地元も「技術」と「先見の明」

 飯を食うにも、茶碗の大きさから箸の持ち方、さらに物を口に入れる動作まで、何もかも飼い慣らされた動物のように躾られて、自分では何ひとつ思い通りにやれなかった建設業。揚げ句の果て、護送船団方式だの、談合体質だの、ダーティーな産業だのと陰口を叩かれ放しの建設業。そしていま、飼い主から突然ヒモを離されて「勝手にやっていいぞ!」と放り出されても「う〜ん・・」と考えてしまう業者も多いだろう。

 なんと国土交通省は、工事に使う資材や機械、さらに工事の方法までも業者に任せるという画期的な方法を今年の10月をメドに実施するこというのである。これまでは、「100円で落札した工事はビッタシ100円でやれ」ということで、ジッと監視の目が光ってきたのに、これからは「勝手にやって」と言ってきたのだ。「100円かけなくても、自助努力すれば、80円でもやれっぺ!」ということなのだろう。国のカネも思うようにならなくなりコストダウンを図るのだ。業者側にすれば、「80円で造るからその過程に文句は言うな」ということになるが、その「手法」をめぐって業者間の熾烈な戦いが始まるようだ。大きな茶碗と大きな箸を持っている企業に全部喰われそうであるが、これからは「独自の技術」と「先見の明」を持てば、「何一つ思い通りにやれなかった」という者には吉報であり、飼い慣らされてきた者にはさらなる試練でもあろう。

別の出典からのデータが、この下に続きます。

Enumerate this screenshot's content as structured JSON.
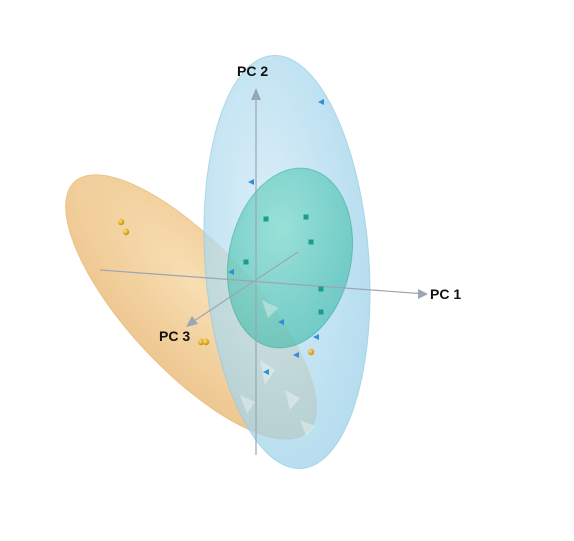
{
  "chart_data": {
    "type": "scatter",
    "subtype": "3d-pca-scatter-with-confidence-ellipsoids",
    "title": "",
    "axes": {
      "x": {
        "label": "PC 1"
      },
      "y": {
        "label": "PC 2"
      },
      "z": {
        "label": "PC 3"
      }
    },
    "grid": false,
    "legend": "none",
    "groups": [
      {
        "color": "#f0b400",
        "ellipsoid_color": "#f2c888",
        "marker": "sphere",
        "points": [
          {
            "x": -1.35,
            "y": 0.55,
            "z": 0.0
          },
          {
            "x": -1.3,
            "y": 0.45,
            "z": 0.0
          },
          {
            "x": -0.55,
            "y": -0.65,
            "z": 0.0
          },
          {
            "x": -0.5,
            "y": -0.65,
            "z": 0.0
          },
          {
            "x": 0.55,
            "y": -0.75,
            "z": 0.0
          }
        ]
      },
      {
        "color": "#1a9c8e",
        "ellipsoid_color": "#3cc4b0",
        "marker": "cube",
        "points": [
          {
            "x": 0.1,
            "y": 0.58,
            "z": 0.0
          },
          {
            "x": 0.5,
            "y": 0.6,
            "z": 0.0
          },
          {
            "x": 0.55,
            "y": 0.35,
            "z": 0.0
          },
          {
            "x": -0.1,
            "y": 0.15,
            "z": 0.0
          },
          {
            "x": 0.65,
            "y": -0.12,
            "z": 0.0
          },
          {
            "x": 0.65,
            "y": -0.35,
            "z": 0.0
          }
        ]
      },
      {
        "color": "#2f8fd8",
        "ellipsoid_color": "#a9d6ee",
        "marker": "triangle",
        "points": [
          {
            "x": 0.65,
            "y": 1.75,
            "z": 0.0
          },
          {
            "x": -0.05,
            "y": 0.95,
            "z": 0.0
          },
          {
            "x": -0.25,
            "y": 0.05,
            "z": 0.0
          },
          {
            "x": 0.25,
            "y": -0.45,
            "z": 0.0
          },
          {
            "x": 0.6,
            "y": -0.6,
            "z": 0.0
          },
          {
            "x": 0.4,
            "y": -0.78,
            "z": 0.0
          },
          {
            "x": 0.1,
            "y": -0.95,
            "z": 0.0
          }
        ]
      }
    ]
  }
}
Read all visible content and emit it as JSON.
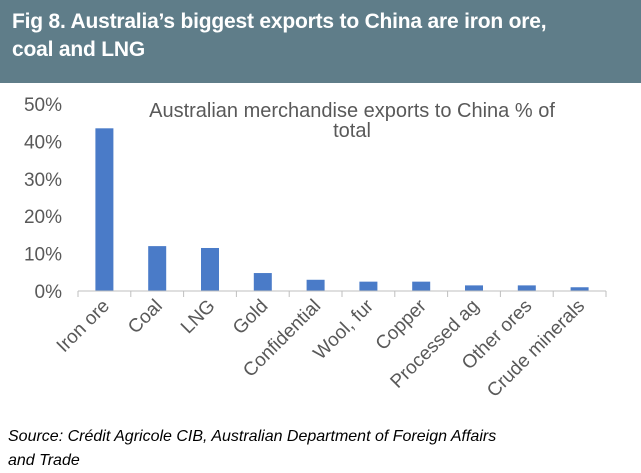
{
  "header": {
    "title_line1": "Fig 8. Australia’s biggest exports to China are iron ore,",
    "title_line2": "coal and LNG"
  },
  "chart_data": {
    "type": "bar",
    "title_line1": "Australian merchandise exports to China % of",
    "title_line2": "total",
    "categories": [
      "Iron ore",
      "Coal",
      "LNG",
      "Gold",
      "Confidential",
      "Wool, fur",
      "Copper",
      "Processed ag",
      "Other ores",
      "Crude minerals"
    ],
    "values": [
      43.5,
      12.0,
      11.5,
      4.8,
      3.0,
      2.5,
      2.5,
      1.5,
      1.5,
      1.0
    ],
    "ylim": [
      0,
      50
    ],
    "yticks": [
      0,
      10,
      20,
      30,
      40,
      50
    ],
    "ytick_labels": [
      "0%",
      "10%",
      "20%",
      "30%",
      "40%",
      "50%"
    ],
    "bar_color": "#4a7bc8",
    "axis_color": "#bfbfbf",
    "grid": false,
    "legend": "none"
  },
  "footer": {
    "source_line1": "Source: Crédit Agricole CIB, Australian Department of Foreign Affairs",
    "source_line2": "and Trade"
  }
}
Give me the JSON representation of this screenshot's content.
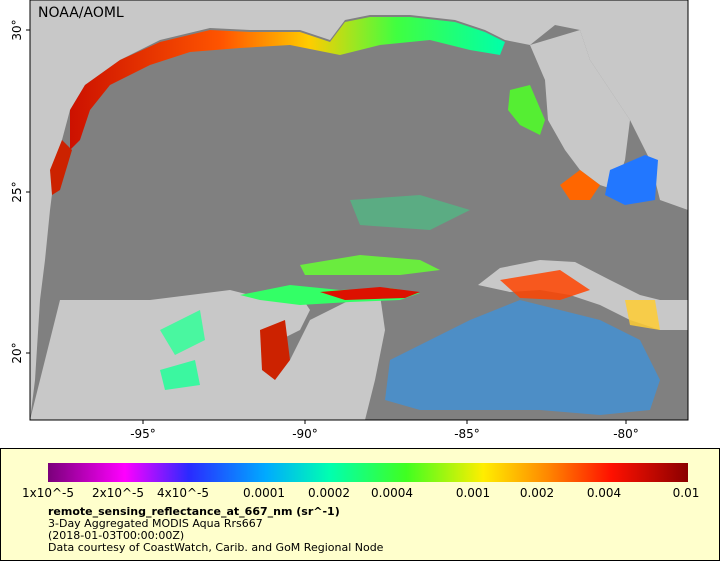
{
  "map": {
    "credit": "NOAA/AOML",
    "lat_labels": [
      "30°",
      "25°",
      "20°"
    ],
    "lon_labels": [
      "-95°",
      "-90°",
      "-85°",
      "-80°"
    ],
    "colorbar_labels": [
      "1x10^-5",
      "2x10^-5",
      "4x10^-5",
      "0.0001",
      "0.0002",
      "0.0004",
      "0.001",
      "0.002",
      "0.004",
      "0.01"
    ],
    "variable": "remote_sensing_reflectance_at_667_nm (sr^-1)",
    "description": "3-Day Aggregated MODIS Aqua Rrs667",
    "time": "(2018-01-03T00:00:00Z)",
    "courtesy": "Data courtesy of CoastWatch, Carib. and GoM Regional Node"
  }
}
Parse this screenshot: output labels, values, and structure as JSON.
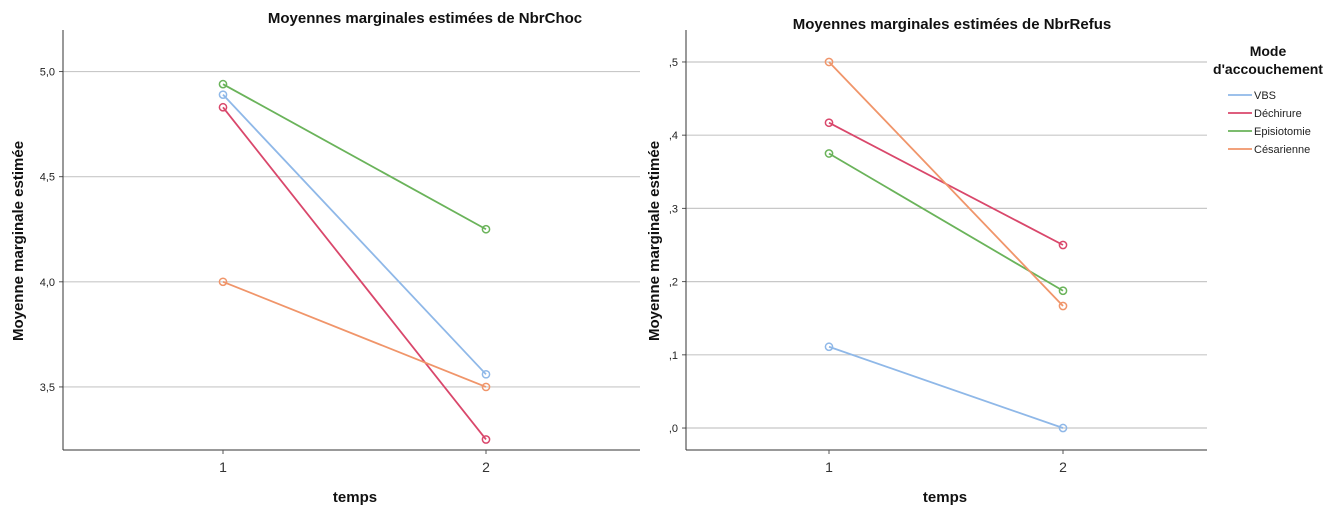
{
  "chart_data": [
    {
      "type": "line",
      "title": "Moyennes marginales estimées de NbrChoc",
      "xlabel": "temps",
      "ylabel": "Moyenne marginale estimée",
      "categories": [
        "1",
        "2"
      ],
      "yticks": [
        "3,5",
        "4,0",
        "4,5",
        "5,0"
      ],
      "ylim": [
        3.2,
        5.15
      ],
      "grid": true,
      "series": [
        {
          "name": "VBS",
          "values": [
            4.89,
            3.56
          ],
          "color": "#8fb8e8"
        },
        {
          "name": "Déchirure",
          "values": [
            4.83,
            3.25
          ],
          "color": "#d9476b"
        },
        {
          "name": "Episiotomie",
          "values": [
            4.94,
            4.25
          ],
          "color": "#6ab35a"
        },
        {
          "name": "Césarienne",
          "values": [
            4.0,
            3.5
          ],
          "color": "#f0956a"
        }
      ]
    },
    {
      "type": "line",
      "title": "Moyennes marginales estimées de NbrRefus",
      "xlabel": "temps",
      "ylabel": "Moyenne marginale estimée",
      "categories": [
        "1",
        "2"
      ],
      "yticks": [
        ",0",
        ",1",
        ",2",
        ",3",
        ",4",
        ",5"
      ],
      "ylim": [
        -0.03,
        0.53
      ],
      "grid": true,
      "legend": {
        "title_line1": "Mode",
        "title_line2": "d'accouchement",
        "placement": "right"
      },
      "series": [
        {
          "name": "VBS",
          "values": [
            0.111,
            0.0
          ],
          "color": "#8fb8e8"
        },
        {
          "name": "Déchirure",
          "values": [
            0.417,
            0.25
          ],
          "color": "#d9476b"
        },
        {
          "name": "Episiotomie",
          "values": [
            0.375,
            0.1875
          ],
          "color": "#6ab35a"
        },
        {
          "name": "Césarienne",
          "values": [
            0.5,
            0.1667
          ],
          "color": "#f0956a"
        }
      ]
    }
  ]
}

 先日、福島市で「福島市を中心とした県北地域活性化シンポジューム」が開かれた。福島大学が福島市から委託された事業で、「産学連携アクションプラン」に沿って実施したシンポジュームである。現在の福島市を活性化したいというものだが、市内の現状は、農業は価格低迷、商業は中心市街地の空洞化、工業は地場産業の衰退、観光業は首都圏に対する依存度高、誘致企業は縮小、撤退などが挙げられ、それぞれの意見が交わされた。特に建設業は公共事業の衰退で、副業や転業が迫られる現実が取り上げられた。こうした産学連携にこそ、建設業が関わりを持つべきだと主張するのは、当日進行を務めた福島大学地域創造支援センターの理学博士で産学連携コーディネーータである八代勉氏(写真右端)だ。

 後日、福島大学にその八代氏を訪ねた。「現在の建設業はこのままだと社会から見捨てられるつつあります。中央にはもうカネないのに、下りてくることばかり考えてはダメです。『価値』を新たな建設へ向けていくことが大切てせあり、建設業は都市計画全体を考えながら仕事を見出すことが受注を増やすことになります、箱モノだけを造っていれば良いというものではありません。画一された方向性や考え方ではこれからは通用しないでしょう。私はいま、市内の建設業者Aと食品工場の研究を共同で行っている。これは箱モノだけを受注する従来の方式から、工場まるごと受注する新たな方式です。工場内部の工程管理を含め「菌」の検査システムから、通常は保健所の仕事である衛生面まで、あらゆる提案を可能にすることによってこれまで以上の付加価値をつけた建物を造ることで、業者も受注量を増やし安定した受注が可能になるわけです。いずれはこうしたトータル的なシステムを構築し、全国展開を狙っています。大学と連携し新たな創出を生み出すことがこれからの建設業の姿ではないでしようか。わが社はこうしたいと思うのであれば、ぜひご相談して下さい。」と産学の連携を推奨する。

 バブル期に銀行や証券会社などがむやみにカネをバラまき、その結果莫大な不良債権を抱え倒産や合併に陥っている。中央ゼネコンも例外ではなく結局、我々の税金で国が大手の銀行、証券、ゼネコンを救済した。だが地元建設業は構造不況の嵐に呑み込まれた形で、救いの手もなく倒産や廃業に追い込まれていく。公共事業という“お上のカネ”は、もう降っても湧いてもこない。地元建設業はいま何をすべきか。国は「好きにやってくれ!」という良い意味での励みと都市計画を見据えた建設業の動き、そして付加価値を付けた受注を考えることであろう。遅かれ早かれ、地元にも現場を見ただけで「この現場は○○会社だな」と分かるような「技術勝負」の世界がやって来るだろう。